As departments from supply chain to marketing independently deploy their own AI agents, organizations face a critical governance challenge. This "proliferation of agents," as Soares described it, introduces a host of new risks, from data bias and hallucination to severe legal and reputational damage. The solution, he explained, requires a new layer of oversight.
Guardian agents: "You're going to need agents to govern other agents," Soares stated. He referenced an emerging concept that Gartner calls 'Guardian Agents'—specialized systems designed to oversee other agents. "You want to make sure you get a catalog of the agents that are spreading all over the organization. Then you need to have the proper risk assessments done on those agents and the right guardrails in place."
Those risks are not theoretical. Soares cited a public story about Air Canada, where a chatbot misrepresented the airline’s bereavement fare policy to a customer. A Canadian tribunal ultimately held Air Canada responsible for its chatbot’s error, establishing a clear legal precedent. The financial damage was small, but the implications were enormous.
This evolving legal landscape, where it’s not always clear who is actually responsible when an agent makes a mistake, is forcing a reckoning in boardrooms. The contrast between Tesla, which places liability on the driver for its Full Self-Driving system, and companies like Waymo and Volkswagen, which assume liability in certain cases, highlights the fragmented and high-stakes nature of AI accountability.
To manage these risks in real time, organizations cannot rely on the buzzword of a "human in the loop." In practice, Soares argued, the very nature of real-time agents is to take the human out of the loop, making automated, technological guardrails the only viable solution. But effective governance goes beyond simply preventing negative outcomes; it’s about actively shaping an agent's identity to reflect the company's brand and values, a critical concern for any established enterprise.
Assuming the persona: "The agent has to assume the persona," Soares explained. "If you're a human customer service rep, you go through training and you understand the brand and how it applies to your persona. In the same way, you've got to think about an agent adopting the brand and the persona of the company."

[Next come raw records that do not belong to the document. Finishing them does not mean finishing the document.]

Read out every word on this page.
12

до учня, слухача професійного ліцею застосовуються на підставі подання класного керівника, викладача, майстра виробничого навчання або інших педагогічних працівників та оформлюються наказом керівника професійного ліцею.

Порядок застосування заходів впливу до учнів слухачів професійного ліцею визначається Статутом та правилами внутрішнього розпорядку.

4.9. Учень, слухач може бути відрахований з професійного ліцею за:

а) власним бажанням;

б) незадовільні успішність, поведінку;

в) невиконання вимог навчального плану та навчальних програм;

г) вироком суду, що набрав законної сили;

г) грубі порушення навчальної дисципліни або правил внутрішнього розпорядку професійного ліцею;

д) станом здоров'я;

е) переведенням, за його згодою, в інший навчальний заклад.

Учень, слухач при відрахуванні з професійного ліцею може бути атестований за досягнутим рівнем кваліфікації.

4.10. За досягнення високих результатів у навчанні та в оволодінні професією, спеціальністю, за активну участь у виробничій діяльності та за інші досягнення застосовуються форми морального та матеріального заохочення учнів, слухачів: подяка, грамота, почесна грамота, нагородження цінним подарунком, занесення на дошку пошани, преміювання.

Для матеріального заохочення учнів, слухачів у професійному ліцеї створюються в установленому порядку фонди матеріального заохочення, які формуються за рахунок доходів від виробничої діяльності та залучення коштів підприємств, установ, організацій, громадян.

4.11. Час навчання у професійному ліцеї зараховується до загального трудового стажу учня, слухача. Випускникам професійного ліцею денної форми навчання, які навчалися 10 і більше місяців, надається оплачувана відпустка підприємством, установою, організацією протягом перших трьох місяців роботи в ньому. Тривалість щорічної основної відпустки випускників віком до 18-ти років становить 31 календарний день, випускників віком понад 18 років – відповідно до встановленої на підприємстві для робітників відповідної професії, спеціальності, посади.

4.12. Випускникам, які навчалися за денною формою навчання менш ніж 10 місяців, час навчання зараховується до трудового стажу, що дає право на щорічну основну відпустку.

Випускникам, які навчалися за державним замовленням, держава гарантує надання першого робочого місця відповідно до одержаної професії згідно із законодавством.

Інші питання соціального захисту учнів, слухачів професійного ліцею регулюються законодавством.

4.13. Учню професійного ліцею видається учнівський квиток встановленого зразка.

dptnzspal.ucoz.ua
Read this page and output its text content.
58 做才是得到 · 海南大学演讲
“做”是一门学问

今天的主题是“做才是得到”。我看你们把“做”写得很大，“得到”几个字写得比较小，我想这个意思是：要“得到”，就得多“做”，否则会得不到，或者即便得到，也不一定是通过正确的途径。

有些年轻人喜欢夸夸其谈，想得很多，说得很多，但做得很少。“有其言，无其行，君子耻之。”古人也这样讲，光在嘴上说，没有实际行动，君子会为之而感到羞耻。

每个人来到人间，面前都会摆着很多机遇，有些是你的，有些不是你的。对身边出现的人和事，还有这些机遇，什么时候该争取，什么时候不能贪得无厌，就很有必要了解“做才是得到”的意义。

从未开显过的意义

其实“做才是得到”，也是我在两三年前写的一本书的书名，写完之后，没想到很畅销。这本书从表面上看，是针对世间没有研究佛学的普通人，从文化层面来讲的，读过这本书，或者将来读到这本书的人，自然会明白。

AI as a copilot: This shift places an immense burden on the data governance function, a department that Soares noted has traditionally struggled to find enough people to do what is often "soul-sucking work." He sees AI not as a threat to white-collar jobs, but as a long-awaited solution to a chronic talent shortage for the tedious but critical tasks of data stewardship. "From a data governance perspective, you often couldn't find enough people to manage the process. But now with agents, you empower these people to spend less time and get the same results. You as a practitioner will be able to use agents as your copilot to make you more productive."
For all the discussion of guardian agents, corporate personas, and copilots, Soares brings the conversation back to a timeless truth. To secure the adoption and budget for these advanced initiatives, leaders must speak the universal language of the C-suite. The technology may be new, but the pitch remains the same.
"Things haven't changed. You still have to make sure you know who your stakeholders are and what problem they have. You have to bring them all together and understand how you can roll out a program that helps those stakeholders ultimately cut costs, grow revenue, or reduce risk."